I still have to solve that one... I'll try the problematic files with different versions of RDKit and I'll let you know if one works better.. If not, I could always try to sanitize the problematic files.
I created a bash script to identify and remove the problematic poses/files, post-screening. Just to give you an idea for one of my screen:
Ligands_Focused-library: 61235 (input files) ... missing: 0 nan: 35 no-coordinates: 17 outside_binding-site: 394 ... Poses available: 60789 Rejected files: 446
so if I compare the number of files generated during screening to the number of files screened, the number is the same (missing=0). However, my script end up removing 446 files. To select the files, I extracted the 10th line in the sdf which should contain details about 1 atom.
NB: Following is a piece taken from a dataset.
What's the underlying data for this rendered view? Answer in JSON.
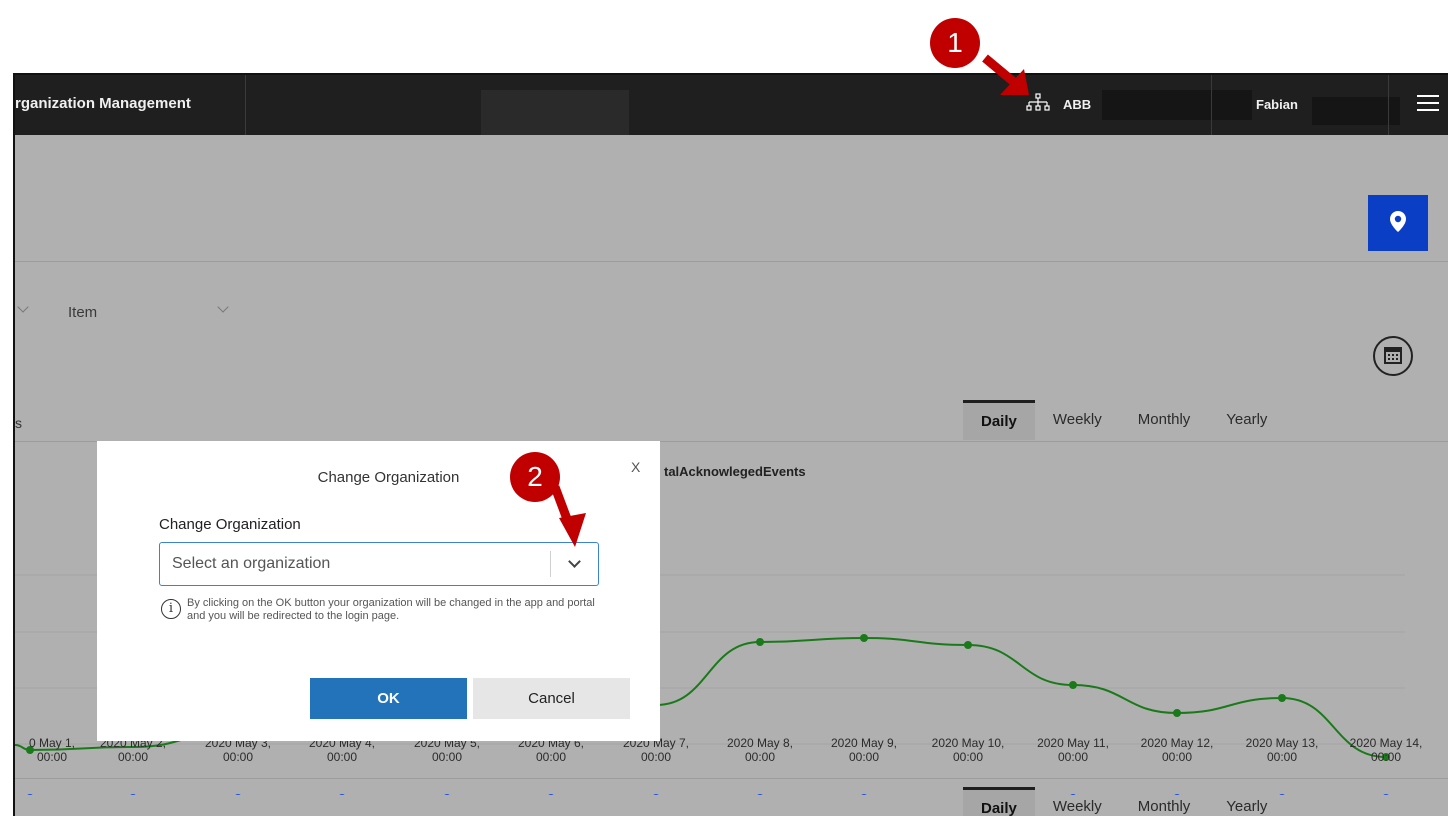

If this line contains "nan" instead of coordinates, the file is removed from the Poses folder, it is also the case if this atom is outside the binding pocket (+ a little buffer) as defined in the json file or if the coordinates make no sense ...molecule nowhere near the receptor (no-coordinates).
Hi,
With some molecules I get (Unimol Docking V2):
/media/christian/VS1/VS/Results_Unimol/MC4R_protein/Poses/Sublibrary_05/CHEMBL-3740791-1.sdf-Cc1ccnc(N(CCC(=O)[O-])C(=O)c2ccc3c(c2)nc(CNc2ccc(C(N)=[NH2+])cc2F)n3C)c1-RMSD:173.775 [02:07:56] UFFTYPER: Unrecognized atom type: S_6+6 (0) /media/christian/VS1/VS/Results_Unimol/MC4R_protein/Poses/Sublibrary_05/Enamine-Z3019139935-2.sdf-Cc1cc(N2CCC(O)(C[NH+]3CCOCC3)CC2)nc(N(C)c2ccccc2)[nH+]1-RMSD:171.117 3%|█▎ | 63/1959 [01:50<50:00, 1.58s/it][02:07:56] UFFTYPER: Unrecognized atom type: S_6+6 (0) [02:07:57] UFFTYPER: Unrecognized atom type: S_6+6 (0) [02:07:58] UFFTYPER: Unrecognized atom type: S_6+6 (0) [02:07:58] UFFTYPER: Unrecognized atom type: S_6+6 (0) [02:07:58] UFFTYPER: Unrecognized atom type: S_6+6 (0) [02:07:59] UFFTYPER: Unrecognized atom type: S_6+6 (0) [02:07:59] UFFTYPER: Unrecognized atom type: S_6+6 (0) [02:07:59] UFFTYPER: Unrecognized atom type: S_6+6 (0) /media/christian/VS1/VS/Results_Unimol/MC4R_protein/Poses/Sublibrary_05/ChemDiv-V014-0652-1.sdf-CC(C)CCN(CC(=O)Nc1cc(C(C)(C)C)nn1-c1ccc(Cl)cc1)C(=O)C(C)(C)CCl-RMSD:173.7905 [02:07:59] UFFTYPER: Unrecognized atom type: S_6+6 (0) [02:07:59] UFFTYPER: Unrecognized atom type: S_6+6 (0) 3%|█▎ | 64/1959 [01:54<1:02:15, 1.97s/it][02:08:00] UFFTYPER: Unrecognized atom type: S_6+6 (0) [02:08:00] UFFTYPER: Unrecognized atom type: S_6+6 (0) [02:08:00] UFFTYPER: Unrecognized atom type: S_6+6 (0)
It does it even if I use the latest version of RDKIT.